Вскоре о трагедии узнал весь базар, а затем и тихий городок. Как свое личное горе восприняли горожане кончину славного земляка. Уже на следующий день состоялись пышные похороны. Но к покойнику допустили прощавшихся лишь за час до выноса тела. Не было и родных Игоря: за неделю до скорбного события они уехали на курорт.
- К чему такая спешка? - возмущались горожане. - Не могли хотя бы дождаться близких?
- Жара, уважаемые, - говорили организаторы похорон, товарищи Игоря, помогавшие ему скрашивать в свое время скуку и одиночество. - А по санитарным требованиям нельзя держать покойника долго!
Прощаться пришли очень многие: ковровая дорожка, положенная перед гробом, в короткое время была истоптана чуть ли не до дыр.

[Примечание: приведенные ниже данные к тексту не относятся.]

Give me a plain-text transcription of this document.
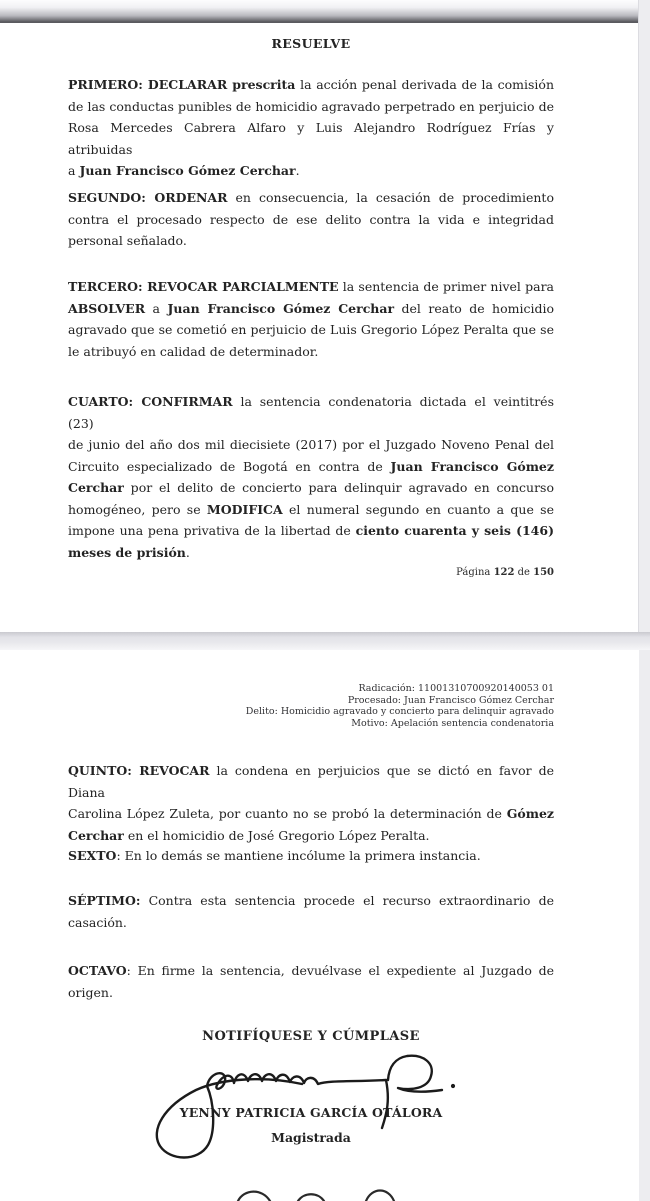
RESUELVE
PRIMERO: DECLARAR prescrita la acción penal derivada de la comisión
de las conductas punibles de homicidio agravado perpetrado en perjuicio de
Rosa Mercedes Cabrera Alfaro y Luis Alejandro Rodríguez Frías y atribuidas
a Juan Francisco Gómez Cerchar.
SEGUNDO: ORDENAR en consecuencia, la cesación de procedimiento
contra el procesado respecto de ese delito contra la vida e integridad
personal señalado.
TERCERO: REVOCAR PARCIALMENTE la sentencia de primer nivel para
ABSOLVER a Juan Francisco Gómez Cerchar del reato de homicidio
agravado que se cometió en perjuicio de Luis Gregorio López Peralta que se
le atribuyó en calidad de determinador.
CUARTO: CONFIRMAR la sentencia condenatoria dictada el veintitrés (23)
de junio del año dos mil diecisiete (2017) por el Juzgado Noveno Penal del
Circuito especializado de Bogotá en contra de Juan Francisco Gómez
Cerchar por el delito de concierto para delinquir agravado en concurso
homogéneo, pero se MODIFICA el numeral segundo en cuanto a que se
impone una pena privativa de la libertad de ciento cuarenta y seis (146)
meses de prisión.
Página 122 de 150
Radicación: 11001310700920140053 01
Procesado: Juan Francisco Gómez Cerchar
Delito: Homicidio agravado y concierto para delinquir agravado
Motivo: Apelación sentencia condenatoria
QUINTO: REVOCAR la condena en perjuicios que se dictó en favor de Diana
Carolina López Zuleta, por cuanto no se probó la determinación de Gómez
Cerchar en el homicidio de José Gregorio López Peralta.
SEXTO: En lo demás se mantiene incólume la primera instancia.
SÉPTIMO: Contra esta sentencia procede el recurso extraordinario de
casación.
OCTAVO: En firme la sentencia, devuélvase el expediente al Juzgado de
origen.
NOTIFÍQUESE Y CÚMPLASE
YENNY PATRICIA GARCÍA OTÁLORA
Magistrada
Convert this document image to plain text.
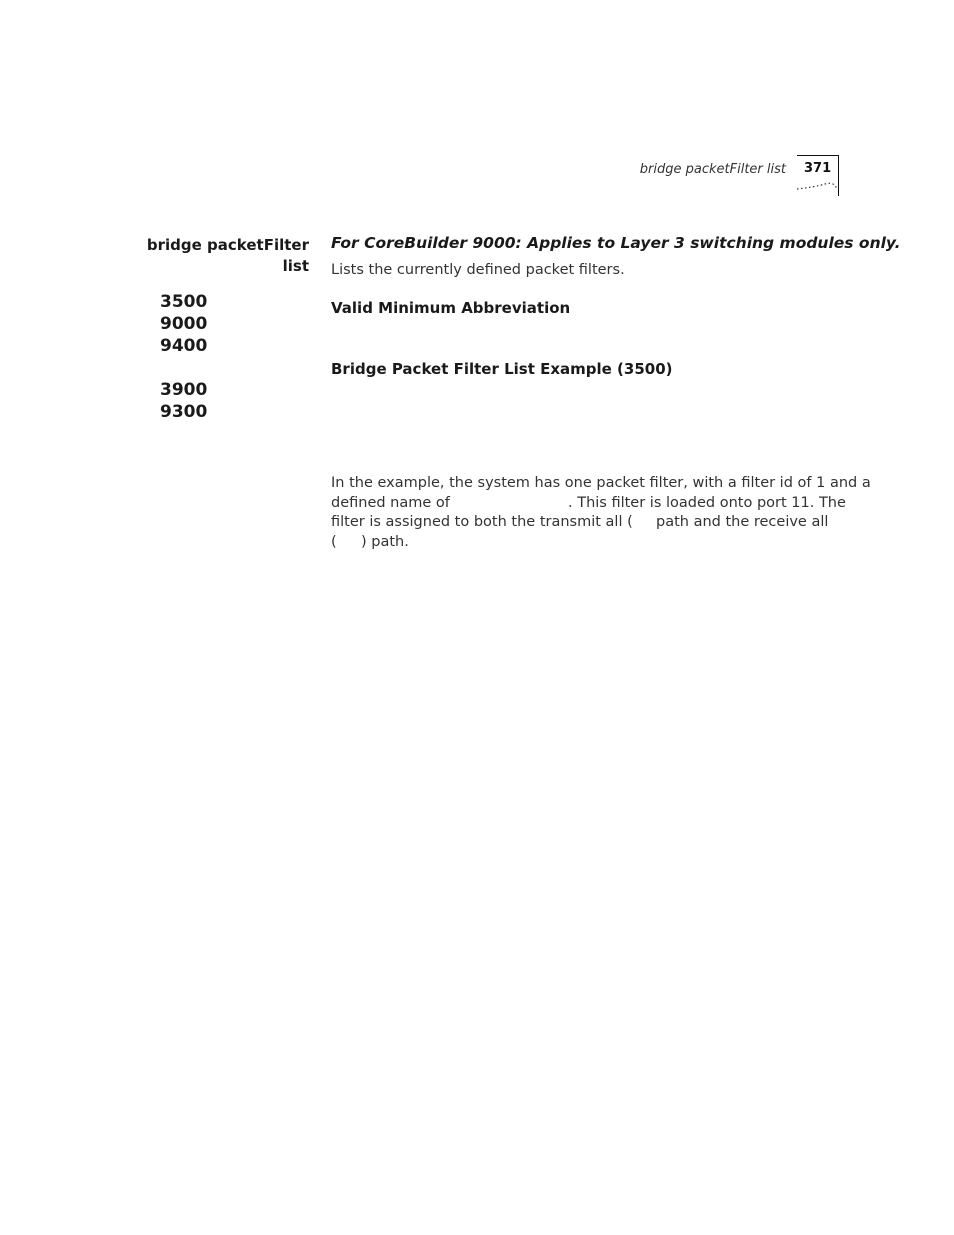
bridge packetFilter list 371
bridge packetFilter
list
3500
9000
9400
3900
9300
For CoreBuilder 9000: Applies to Layer 3 switching modules only.
Lists the currently defined packet filters.
Valid Minimum Abbreviation
Bridge Packet Filter List Example (3500)
In the example, the system has one packet filter, with a filter id of 1 and a
defined name of	. This filter is loaded onto port 11. The
filter is assigned to both the transmit all ( path and the receive all
( ) path.
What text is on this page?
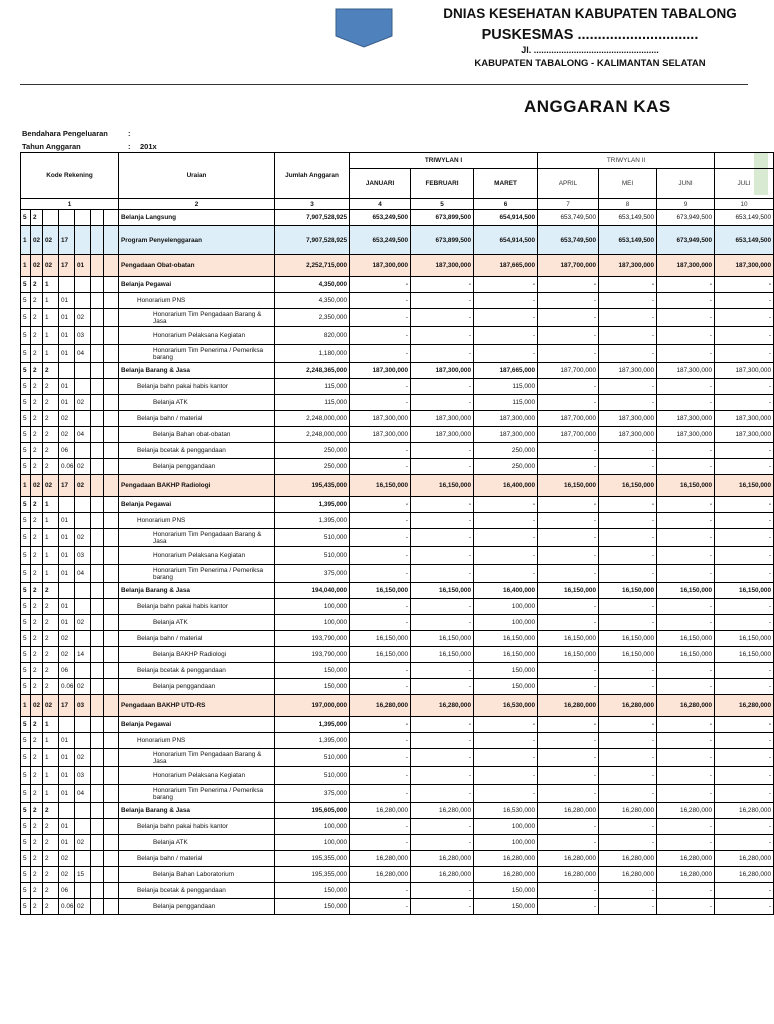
DNIAS KESEHATAN KABUPATEN TABALONG
PUSKESMAS ..............................
Jl. ..................................................
KABUPATEN TABALONG - KALIMANTAN SELATAN
ANGGARAN KAS
Bendahara Pengeluaran	:
Tahun Anggaran	: 201x
Kode Rekening							Uraian	Jumlah Anggaran	TRIWYLAN I			TRIWYLAN II			
									JANUARI	FEBRUARI	MARET	APRIL	MEI	JUNI	JULI
1							2	3	4	5	6	7	8	9	10
5	2						Belanja Langsung	7,907,528,925	653,249,500	673,899,500	654,914,500	653,749,500	653,149,500	673,949,500	653,149,500
1	02	02	17				Program Penyelenggaraan	7,907,528,925	653,249,500	673,899,500	654,914,500	653,749,500	653,149,500	673,949,500	653,149,500
1	02	02	17	01			Pengadaan Obat-obatan	2,252,715,000	187,300,000	187,300,000	187,665,000	187,700,000	187,300,000	187,300,000	187,300,000
5	2	1					Belanja Pegawai	4,350,000	-	-	-	-	-	-	-
5	2	1	01				Honorarium PNS	4,350,000	-	-	-	-	-	-	-
5	2	1	01	02			Honorarium Tim Pengadaan Barang & Jasa	2,350,000	-	-	-	-	-	-	-
5	2	1	01	03			Honorarium Pelaksana Kegiatan	820,000	-	-	-	-	-	-	-
5	2	1	01	04			Honorarium Tim Penerima / Pemeriksa barang	1,180,000	-	-	-	-	-	-	-
5	2	2					Belanja Barang & Jasa	2,248,365,000	187,300,000	187,300,000	187,665,000	187,700,000	187,300,000	187,300,000	187,300,000
5	2	2	01				Belanja bahn pakai habis kantor	115,000	-	-	115,000	-	-	-	-
5	2	2	01	02			Belanja ATK	115,000	-	-	115,000	-	-	-	-
5	2	2	02				Belanja bahn / material	2,248,000,000	187,300,000	187,300,000	187,300,000	187,700,000	187,300,000	187,300,000	187,300,000
5	2	2	02	04			Belanja Bahan obat-obatan	2,248,000,000	187,300,000	187,300,000	187,300,000	187,700,000	187,300,000	187,300,000	187,300,000
5	2	2	06				Belanja bcetak & penggandaan	250,000	-	-	250,000	-	-	-	-
5	2	2	0.06	02			Belanja penggandaan	250,000	-	-	250,000	-	-	-	-
1	02	02	17	02			Pengadaan BAKHP Radiologi	195,435,000	16,150,000	16,150,000	16,400,000	16,150,000	16,150,000	16,150,000	16,150,000
5	2	1					Belanja Pegawai	1,395,000	-	-	-	-	-	-	-
5	2	1	01				Honorarium PNS	1,395,000	-	-	-	-	-	-	-
5	2	1	01	02			Honorarium Tim Pengadaan Barang & Jasa	510,000	-	-	-	-	-	-	-
5	2	1	01	03			Honorarium Pelaksana Kegiatan	510,000	-	-	-	-	-	-	-
5	2	1	01	04			Honorarium Tim Penerima / Pemeriksa barang	375,000	-	-	-	-	-	-	-
5	2	2					Belanja Barang & Jasa	194,040,000	16,150,000	16,150,000	16,400,000	16,150,000	16,150,000	16,150,000	16,150,000
5	2	2	01				Belanja bahn pakai habis kantor	100,000	-	-	100,000	-	-	-	-
5	2	2	01	02			Belanja ATK	100,000	-	-	100,000	-	-	-	-
5	2	2	02				Belanja bahn / material	193,790,000	16,150,000	16,150,000	16,150,000	16,150,000	16,150,000	16,150,000	16,150,000
5	2	2	02	14			Belanja BAKHP Radiologi	193,790,000	16,150,000	16,150,000	16,150,000	16,150,000	16,150,000	16,150,000	16,150,000
5	2	2	06				Belanja bcetak & penggandaan	150,000	-	-	150,000	-	-	-	-
5	2	2	0.06	02			Belanja penggandaan	150,000	-	-	150,000	-	-	-	-
1	02	02	17	03			Pengadaan BAKHP UTD-RS	197,000,000	16,280,000	16,280,000	16,530,000	16,280,000	16,280,000	16,280,000	16,280,000
5	2	1					Belanja Pegawai	1,395,000	-	-	-	-	-	-	-
5	2	1	01				Honorarium PNS	1,395,000	-	-	-	-	-	-	-
5	2	1	01	02			Honorarium Tim Pengadaan Barang & Jasa	510,000	-	-	-	-	-	-	-
5	2	1	01	03			Honorarium Pelaksana Kegiatan	510,000	-	-	-	-	-	-	-
5	2	1	01	04			Honorarium Tim Penerima / Pemeriksa barang	375,000	-	-	-	-	-	-	-
5	2	2					Belanja Barang & Jasa	195,605,000	16,280,000	16,280,000	16,530,000	16,280,000	16,280,000	16,280,000	16,280,000
5	2	2	01				Belanja bahn pakai habis kantor	100,000	-	-	100,000	-	-	-	-
5	2	2	01	02			Belanja ATK	100,000	-	-	100,000	-	-	-	-
5	2	2	02				Belanja bahn / material	195,355,000	16,280,000	16,280,000	16,280,000	16,280,000	16,280,000	16,280,000	16,280,000
5	2	2	02	15			Belanja Bahan Laboratorium	195,355,000	16,280,000	16,280,000	16,280,000	16,280,000	16,280,000	16,280,000	16,280,000
5	2	2	06				Belanja bcetak & penggandaan	150,000	-	-	150,000	-	-	-	-
5	2	2	0.06	02			Belanja penggandaan	150,000	-	-	150,000	-	-	-	-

- Лежит как живой! - простонала, глядя на любимое некогда лицо, местная почтальонка Зина.
Грянула траурная музыка, гроб сняли со стола и на руках понесли в последний путь героя нашего времени...
До кладбища оставалось совсем немного, когда вдруг в тишине скорбного шествия послышался детский выкрик: - Мама, а дядя Игорь не умер!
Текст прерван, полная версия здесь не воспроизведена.